I’ve been mesmerized by birds lately.
Each day on my way home from work I sit at the same stoplight, a busy intersection near a train track. Lately, between 5:15 and 5:30, there have been hundreds of birds there. I have no idea where they all come from. I sit in my car, listening to the click click click of my turn signal, and stare at them. Small, dark colored birds, I don’t know what kind, flying in swarms, flitting back and forth and up and down and close together and far apart and back and forth again in a pulsating motion, suspended in mid-air not unlike schools of fish in the ocean. They dance in groups, directed by some invisible choreographer, rising and falling as if on cue.
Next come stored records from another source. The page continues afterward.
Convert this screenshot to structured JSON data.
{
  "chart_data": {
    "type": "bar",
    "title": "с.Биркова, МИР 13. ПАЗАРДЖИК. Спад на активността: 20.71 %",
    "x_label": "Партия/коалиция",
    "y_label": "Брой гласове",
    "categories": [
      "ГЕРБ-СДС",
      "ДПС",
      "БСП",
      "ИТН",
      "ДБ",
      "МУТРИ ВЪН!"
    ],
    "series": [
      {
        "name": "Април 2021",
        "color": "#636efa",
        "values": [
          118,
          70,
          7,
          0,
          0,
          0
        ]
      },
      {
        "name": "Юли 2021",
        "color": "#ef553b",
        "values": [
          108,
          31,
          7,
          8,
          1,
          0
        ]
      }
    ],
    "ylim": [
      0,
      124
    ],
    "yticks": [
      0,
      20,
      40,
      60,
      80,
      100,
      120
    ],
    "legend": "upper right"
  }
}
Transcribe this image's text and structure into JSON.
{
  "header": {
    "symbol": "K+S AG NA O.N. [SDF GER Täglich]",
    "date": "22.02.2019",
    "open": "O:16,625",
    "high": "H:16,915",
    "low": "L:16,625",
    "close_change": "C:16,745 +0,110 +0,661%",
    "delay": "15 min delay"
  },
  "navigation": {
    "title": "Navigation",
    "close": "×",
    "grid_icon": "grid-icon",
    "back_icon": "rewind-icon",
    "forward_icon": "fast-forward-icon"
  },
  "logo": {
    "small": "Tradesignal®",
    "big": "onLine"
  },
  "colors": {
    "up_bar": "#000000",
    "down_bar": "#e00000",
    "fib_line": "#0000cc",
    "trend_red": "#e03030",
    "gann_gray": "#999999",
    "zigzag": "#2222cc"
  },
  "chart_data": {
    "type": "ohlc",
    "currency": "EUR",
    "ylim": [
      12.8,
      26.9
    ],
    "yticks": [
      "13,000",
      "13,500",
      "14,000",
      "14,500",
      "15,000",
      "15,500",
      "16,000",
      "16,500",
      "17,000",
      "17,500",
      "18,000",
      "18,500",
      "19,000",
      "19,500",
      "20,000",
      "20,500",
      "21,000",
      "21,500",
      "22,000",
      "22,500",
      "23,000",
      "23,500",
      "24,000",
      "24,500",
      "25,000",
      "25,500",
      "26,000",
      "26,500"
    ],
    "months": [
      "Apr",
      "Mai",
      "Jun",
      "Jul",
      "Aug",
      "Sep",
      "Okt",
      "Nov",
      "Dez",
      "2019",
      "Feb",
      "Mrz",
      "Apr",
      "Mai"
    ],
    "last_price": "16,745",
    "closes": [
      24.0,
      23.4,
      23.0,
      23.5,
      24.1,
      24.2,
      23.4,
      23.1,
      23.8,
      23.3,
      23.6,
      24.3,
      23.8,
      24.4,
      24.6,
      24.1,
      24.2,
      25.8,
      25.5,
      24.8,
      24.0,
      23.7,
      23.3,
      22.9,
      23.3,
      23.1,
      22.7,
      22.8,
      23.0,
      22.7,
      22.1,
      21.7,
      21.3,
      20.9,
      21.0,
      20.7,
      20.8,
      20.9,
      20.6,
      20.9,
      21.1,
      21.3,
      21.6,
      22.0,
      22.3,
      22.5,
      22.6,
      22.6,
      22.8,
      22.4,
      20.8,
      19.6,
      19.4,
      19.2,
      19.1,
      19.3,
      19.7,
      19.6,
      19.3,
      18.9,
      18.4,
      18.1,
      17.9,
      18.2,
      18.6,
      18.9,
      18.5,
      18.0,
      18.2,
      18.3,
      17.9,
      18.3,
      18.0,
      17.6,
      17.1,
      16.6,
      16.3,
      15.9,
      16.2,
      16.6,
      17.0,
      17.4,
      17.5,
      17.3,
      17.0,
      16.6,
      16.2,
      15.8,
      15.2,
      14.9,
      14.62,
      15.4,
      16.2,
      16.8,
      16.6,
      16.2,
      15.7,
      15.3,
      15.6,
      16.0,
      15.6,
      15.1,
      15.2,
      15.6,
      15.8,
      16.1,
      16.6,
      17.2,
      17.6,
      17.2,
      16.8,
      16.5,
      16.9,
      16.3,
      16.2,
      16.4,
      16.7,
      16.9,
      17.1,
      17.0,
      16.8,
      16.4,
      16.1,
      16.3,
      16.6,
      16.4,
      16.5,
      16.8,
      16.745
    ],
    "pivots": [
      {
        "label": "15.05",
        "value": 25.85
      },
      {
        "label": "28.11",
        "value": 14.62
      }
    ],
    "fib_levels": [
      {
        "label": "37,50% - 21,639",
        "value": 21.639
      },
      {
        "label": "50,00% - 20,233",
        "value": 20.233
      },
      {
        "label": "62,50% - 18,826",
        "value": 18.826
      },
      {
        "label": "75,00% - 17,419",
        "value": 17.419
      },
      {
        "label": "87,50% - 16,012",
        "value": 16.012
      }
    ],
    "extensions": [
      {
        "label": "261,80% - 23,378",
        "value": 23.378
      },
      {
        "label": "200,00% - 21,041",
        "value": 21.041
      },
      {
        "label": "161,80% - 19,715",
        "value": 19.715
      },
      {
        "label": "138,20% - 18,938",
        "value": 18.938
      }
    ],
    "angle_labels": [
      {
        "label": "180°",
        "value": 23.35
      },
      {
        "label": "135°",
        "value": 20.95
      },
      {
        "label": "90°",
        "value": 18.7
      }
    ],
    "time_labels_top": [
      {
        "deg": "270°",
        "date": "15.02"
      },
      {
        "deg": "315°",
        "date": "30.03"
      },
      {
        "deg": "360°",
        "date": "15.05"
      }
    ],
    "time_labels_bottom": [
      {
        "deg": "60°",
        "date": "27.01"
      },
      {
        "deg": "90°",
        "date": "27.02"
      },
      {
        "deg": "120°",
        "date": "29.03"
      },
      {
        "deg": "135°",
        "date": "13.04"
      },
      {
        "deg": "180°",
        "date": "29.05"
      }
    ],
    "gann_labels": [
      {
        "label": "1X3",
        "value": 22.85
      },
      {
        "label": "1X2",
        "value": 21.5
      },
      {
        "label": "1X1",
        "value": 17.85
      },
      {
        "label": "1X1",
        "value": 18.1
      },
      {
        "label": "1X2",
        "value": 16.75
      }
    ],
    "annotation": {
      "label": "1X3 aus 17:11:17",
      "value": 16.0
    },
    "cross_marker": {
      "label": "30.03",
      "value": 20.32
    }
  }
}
They seem to know exactly how to move in order to keep from running into any of the other eight hundred flapping dancers.
Because of the recent time change, the sun is already starting to set during my drive home. The shimmering disc floats just above the horizon, casting a warm glow on the clouds, turning them into puffs of strawberry cotton candy strewn across the sky. The telephone lines reflect the fall sun as bright orange strings where the birds gather to rest. For one brief moment they all clamor to balance on the phone lines. They squeeze in, fill in the gaps, chattering noisily like a crowd. I start to wonder what it’s like to be a bird. What do they do all day? Is their entire life comprised of dancing and resting on telephone wires? What did they do before telephone wires? What must it have been like to be out for a walk, and come across a tree, full of birds that were chirping and hopping from branch to branch, buzzing with life like a beehive? The verse comes to mind about God caring enough to keep every bird fed, and how much more important we are to God than birds. I wonder if He has named each and every one of them.
Then, at some unseen signal, in one swift rippling motion they all lift up, fly away, disperse, filling the sky with small dark dots. The golden lines are suddenly vacant. I am no longer thinking of them as wires, but as empty places were birds used to rest. I wonder if they will all return, if ten minutes from now someone else will be sitting at the light and notice the birds all sitting there anxiously waiting for takeoff.
But then the light turns green and the car in front of me moves. I forget about the birds and focus on the traffic. I drive away, my turn signal silencing itself, leaving the road behind me, an empty place were I used to rest.